The New Agricultural Revolution, Water Use, and the Challenge for Public Sector Research

Mark Giordano, Ph.D., Georgetown University

We are in the beginning stages of a biological science and information revolution that will have unprecedented impacts on agriculture including the ways in which crops use water and farmers respond to increasing variation in its availability. The revolution has so far been typified by 1) dramatic rates of technologic change and diffusion, 2) reductions in the costs of technology development, 3) change in the nature of the science, scientists and implementers involved, 4) transformation in the source of investment towards the private sector, and 5) rapid growth in the volume of investment targeting agriculture. The revolution holds tremendous potential for poor farmers, particularly those in regions bypassed by the original Green Revolution and traditional agricultural water investments.

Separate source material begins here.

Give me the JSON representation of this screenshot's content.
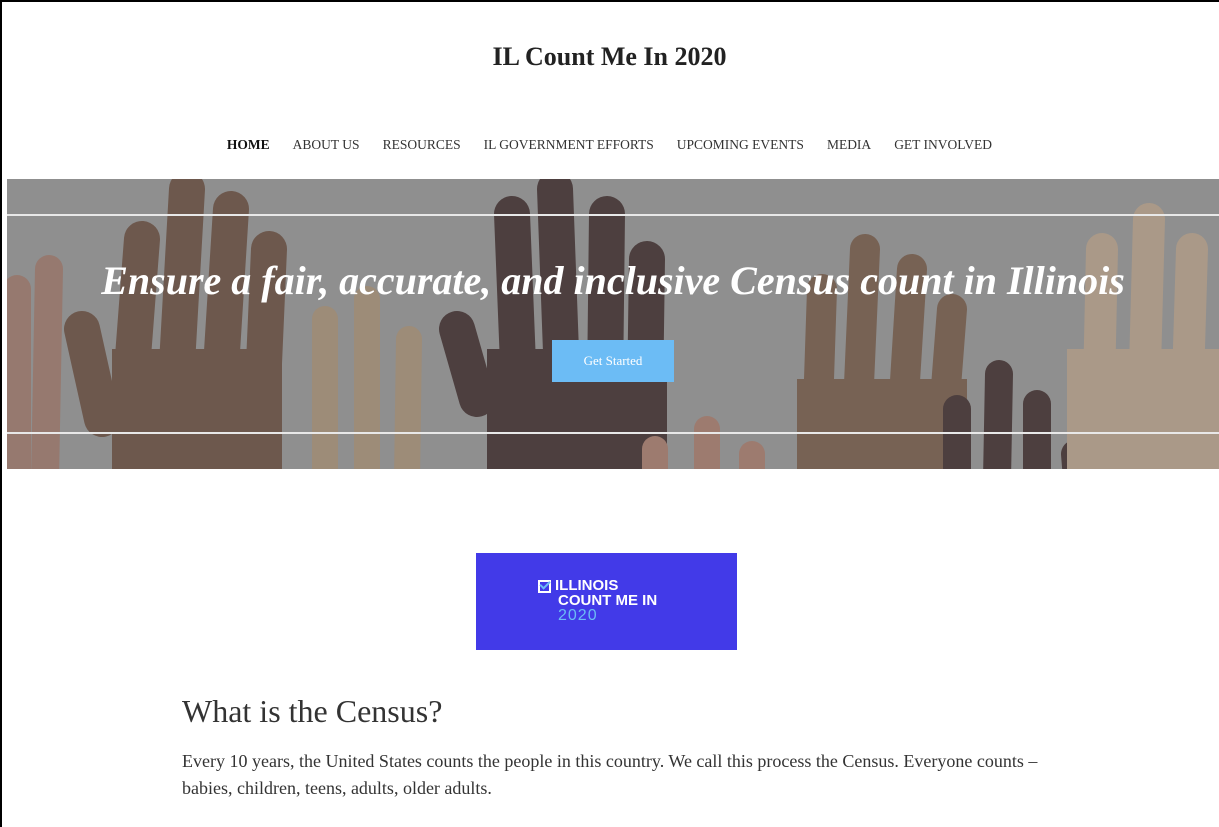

However, the nature of the new revolution is rapidly shifting agricultural priority setting away from national and international public sector and NGO actors as well as traditional agricultural researchers and research centers. These actors have a major role to play in informing and shaping the new revolution so that it benefits rather than harms the poor. Whether the role can be realized will depend on how quickly they can recognize and adapt to the new agricultural research environment.